When Mr Trump attended a G7 in Canada in 2018 the meeting fractured and the president left early. The international back drop this time includes Russia’s invasion of Ukraine, the crisis in the middle east, Mr Trump’s trade wars and for the host nation of course, his repeated calls for Canada to become the “51st State” of the US.

It is a febrile environment for Mr Albanese to walk into. He is expected to meet Mr Trump for the first time on the sidelines of the meeting.

As well as trade, the leaders are likely to canvass the AUKUS partnership, defence spending and critical minerals.

Mr Albanese is under pressure to make Australia’s case for exemptions or relief from American tariffs. The Trump administration has so far imposed hefty tariffs on steel and aluminium imports, and also slugged Australia with a 10 per cent so-called reciprocal tariff despite Australia not having tariffs on any US goods

Australia has biosecurity restrictions on the import of Canadian and Mexican beef that is slaughtered in the US — one of Mr Trump’s main gripes against Australia.

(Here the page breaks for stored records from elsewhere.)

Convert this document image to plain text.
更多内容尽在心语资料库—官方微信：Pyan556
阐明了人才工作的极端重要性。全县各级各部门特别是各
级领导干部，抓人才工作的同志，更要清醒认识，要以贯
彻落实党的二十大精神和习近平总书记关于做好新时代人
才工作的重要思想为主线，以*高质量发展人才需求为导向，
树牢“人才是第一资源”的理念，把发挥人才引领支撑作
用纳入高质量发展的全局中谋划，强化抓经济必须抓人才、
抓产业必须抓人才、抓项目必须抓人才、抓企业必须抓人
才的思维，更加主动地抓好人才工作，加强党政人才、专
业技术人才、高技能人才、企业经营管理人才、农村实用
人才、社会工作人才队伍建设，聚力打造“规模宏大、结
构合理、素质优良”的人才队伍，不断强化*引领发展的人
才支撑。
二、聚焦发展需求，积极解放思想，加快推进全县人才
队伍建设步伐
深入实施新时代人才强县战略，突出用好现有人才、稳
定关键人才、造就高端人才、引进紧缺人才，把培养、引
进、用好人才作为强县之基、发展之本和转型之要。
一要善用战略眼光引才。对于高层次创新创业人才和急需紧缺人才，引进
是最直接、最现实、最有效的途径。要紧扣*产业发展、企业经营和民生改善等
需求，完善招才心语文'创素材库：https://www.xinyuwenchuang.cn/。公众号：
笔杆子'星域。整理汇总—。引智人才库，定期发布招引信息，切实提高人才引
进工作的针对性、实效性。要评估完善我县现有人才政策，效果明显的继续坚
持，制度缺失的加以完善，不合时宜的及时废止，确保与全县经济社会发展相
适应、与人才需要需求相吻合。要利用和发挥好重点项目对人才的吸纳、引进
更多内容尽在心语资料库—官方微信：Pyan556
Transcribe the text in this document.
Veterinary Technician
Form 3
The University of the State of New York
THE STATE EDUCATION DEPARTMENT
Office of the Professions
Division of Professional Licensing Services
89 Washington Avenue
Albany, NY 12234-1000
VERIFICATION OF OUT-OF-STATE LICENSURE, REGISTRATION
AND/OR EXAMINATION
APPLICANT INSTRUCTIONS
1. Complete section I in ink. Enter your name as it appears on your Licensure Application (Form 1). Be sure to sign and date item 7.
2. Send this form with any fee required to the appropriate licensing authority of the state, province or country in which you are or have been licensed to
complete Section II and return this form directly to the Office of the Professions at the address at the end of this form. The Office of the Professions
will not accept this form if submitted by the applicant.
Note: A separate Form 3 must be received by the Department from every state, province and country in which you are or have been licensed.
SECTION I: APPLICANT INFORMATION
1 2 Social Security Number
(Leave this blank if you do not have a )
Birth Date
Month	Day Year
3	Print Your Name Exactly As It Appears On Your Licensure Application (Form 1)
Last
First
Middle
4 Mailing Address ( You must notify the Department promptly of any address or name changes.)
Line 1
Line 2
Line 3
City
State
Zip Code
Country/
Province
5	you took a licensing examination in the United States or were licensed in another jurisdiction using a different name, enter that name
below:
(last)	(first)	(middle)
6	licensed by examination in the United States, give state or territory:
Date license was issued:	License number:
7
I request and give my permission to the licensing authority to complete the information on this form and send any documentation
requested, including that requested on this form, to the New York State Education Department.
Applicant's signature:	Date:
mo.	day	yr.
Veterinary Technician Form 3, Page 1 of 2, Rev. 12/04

There have been reports suggesting Australia could leverage small, safe changes to its import ban on some slaughtered beef from the US to secure an exemption — although Mr Albanese has so far said he would not risk the safety of local agriculture by relaxing rules.

Also looming large is defence spending. US Defence Secretary Pete Hegseth has urged Australia to increase its military spending to 3.5 per cent of GDP. That would be a big increase on current defence spending, which sits at about 2 per cent of GDP.

It’s a fair bet that is what Mr Trump will push too. Mr Albanese must tread carefully. Mr Trump is likely to push back hard if he feels his policies are under attack.

It is to be hoped that nobody reminds Mr Trump that when he was Opposition Leader, Mr Albanese confessed that Mr Trump: “Scares the shit out of me”.

Or about ambassador Kevin Rudd’s previous comments that Mr Trump was a “traitor to the West” and the “most destructive president in history.”

If there is disagreement, Mr Albanese will hope it is behind closed doors so he avoids the fate of other world leaders who have suffered through a dressing down as the TV cameras roll.